OPTN were prepared by ultrasonic emulsification-solvent evaporation technique using PLGA with or without the addition of TPGS (OPN). The coumarin-6-loaded nanoparticles were used as a fluorescence marker. The nanoparticles were characterized for surface morphology, surface charge, particle size, drug loading, encapsulation efficiency, in vitro drug-release, cellular uptake, cytotoxicity by human liver cancer cell line HepG2 cells, and therapeutic effect in vivo.

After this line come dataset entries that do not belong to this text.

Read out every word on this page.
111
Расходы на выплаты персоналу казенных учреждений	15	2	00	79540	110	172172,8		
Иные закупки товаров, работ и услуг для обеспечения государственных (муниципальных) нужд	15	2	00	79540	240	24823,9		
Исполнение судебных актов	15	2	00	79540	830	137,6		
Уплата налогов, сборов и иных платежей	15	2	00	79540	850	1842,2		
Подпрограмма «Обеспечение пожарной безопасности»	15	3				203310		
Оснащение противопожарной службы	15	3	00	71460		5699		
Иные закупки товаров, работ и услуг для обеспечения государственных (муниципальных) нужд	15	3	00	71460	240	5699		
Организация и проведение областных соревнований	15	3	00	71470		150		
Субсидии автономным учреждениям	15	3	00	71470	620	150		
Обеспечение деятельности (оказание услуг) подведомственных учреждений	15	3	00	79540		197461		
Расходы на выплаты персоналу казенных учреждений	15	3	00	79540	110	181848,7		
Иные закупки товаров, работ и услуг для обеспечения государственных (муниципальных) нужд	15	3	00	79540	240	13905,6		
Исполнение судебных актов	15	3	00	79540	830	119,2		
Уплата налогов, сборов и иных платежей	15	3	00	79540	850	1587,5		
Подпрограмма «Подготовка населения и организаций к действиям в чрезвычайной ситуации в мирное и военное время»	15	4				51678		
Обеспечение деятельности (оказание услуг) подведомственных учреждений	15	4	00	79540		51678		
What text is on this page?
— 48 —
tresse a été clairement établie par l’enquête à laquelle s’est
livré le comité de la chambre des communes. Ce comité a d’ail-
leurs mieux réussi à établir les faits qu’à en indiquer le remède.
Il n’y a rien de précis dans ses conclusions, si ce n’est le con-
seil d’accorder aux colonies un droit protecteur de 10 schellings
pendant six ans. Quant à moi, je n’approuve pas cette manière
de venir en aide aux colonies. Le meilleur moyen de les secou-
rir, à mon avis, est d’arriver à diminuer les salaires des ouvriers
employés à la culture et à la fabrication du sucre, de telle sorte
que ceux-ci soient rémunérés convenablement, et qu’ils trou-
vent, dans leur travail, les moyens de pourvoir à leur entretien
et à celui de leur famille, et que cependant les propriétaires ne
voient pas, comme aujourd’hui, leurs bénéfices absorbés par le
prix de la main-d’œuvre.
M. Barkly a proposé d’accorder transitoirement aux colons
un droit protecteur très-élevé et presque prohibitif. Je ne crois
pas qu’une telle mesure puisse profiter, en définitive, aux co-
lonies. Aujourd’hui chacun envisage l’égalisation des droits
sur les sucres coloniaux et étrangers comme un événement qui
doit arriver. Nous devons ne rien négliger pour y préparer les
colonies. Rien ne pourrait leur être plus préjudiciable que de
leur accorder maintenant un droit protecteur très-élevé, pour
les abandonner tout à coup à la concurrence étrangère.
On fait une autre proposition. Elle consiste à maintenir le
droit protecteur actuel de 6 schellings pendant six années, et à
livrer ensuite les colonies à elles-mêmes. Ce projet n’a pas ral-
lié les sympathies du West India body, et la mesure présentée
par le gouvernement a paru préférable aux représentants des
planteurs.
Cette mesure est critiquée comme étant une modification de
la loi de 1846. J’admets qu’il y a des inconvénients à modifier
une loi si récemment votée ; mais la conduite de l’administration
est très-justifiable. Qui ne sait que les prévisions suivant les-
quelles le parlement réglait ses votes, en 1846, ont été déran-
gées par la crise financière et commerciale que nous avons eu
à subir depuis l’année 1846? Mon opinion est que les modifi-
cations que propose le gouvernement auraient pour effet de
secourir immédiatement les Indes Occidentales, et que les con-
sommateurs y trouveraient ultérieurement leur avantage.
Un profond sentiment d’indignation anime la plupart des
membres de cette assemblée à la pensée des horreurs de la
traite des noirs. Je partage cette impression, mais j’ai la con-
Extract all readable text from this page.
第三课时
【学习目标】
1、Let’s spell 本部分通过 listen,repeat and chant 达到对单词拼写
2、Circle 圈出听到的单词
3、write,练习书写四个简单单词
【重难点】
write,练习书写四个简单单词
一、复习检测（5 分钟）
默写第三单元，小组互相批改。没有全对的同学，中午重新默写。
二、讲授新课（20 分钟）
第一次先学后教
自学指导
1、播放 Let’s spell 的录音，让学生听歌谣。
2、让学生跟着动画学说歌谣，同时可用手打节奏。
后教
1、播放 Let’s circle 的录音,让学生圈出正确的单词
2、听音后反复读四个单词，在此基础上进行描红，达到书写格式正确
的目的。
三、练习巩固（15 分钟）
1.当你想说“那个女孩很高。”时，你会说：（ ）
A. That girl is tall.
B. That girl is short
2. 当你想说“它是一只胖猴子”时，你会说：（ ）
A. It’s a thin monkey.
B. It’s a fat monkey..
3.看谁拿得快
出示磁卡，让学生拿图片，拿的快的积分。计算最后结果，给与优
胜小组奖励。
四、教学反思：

The prepared nanoparticles were found to be spherical in shape. The in vitro drug-release profile of both nanoparticle formulations showed a biphasic release pattern. There was an increased level of uptake and cytotoxicity of OPTN in the HepG2 cells compared with that of OPN. The treatment of OPTN group was better than OPN and FS groups in vivo.

The results showed advantages of OPTN in terms of sustainable release and efficacy in liver cancer chemotherapy compared with OPN. OPTN could be acted as a novel and new dosage form to be used in cancer treatment study.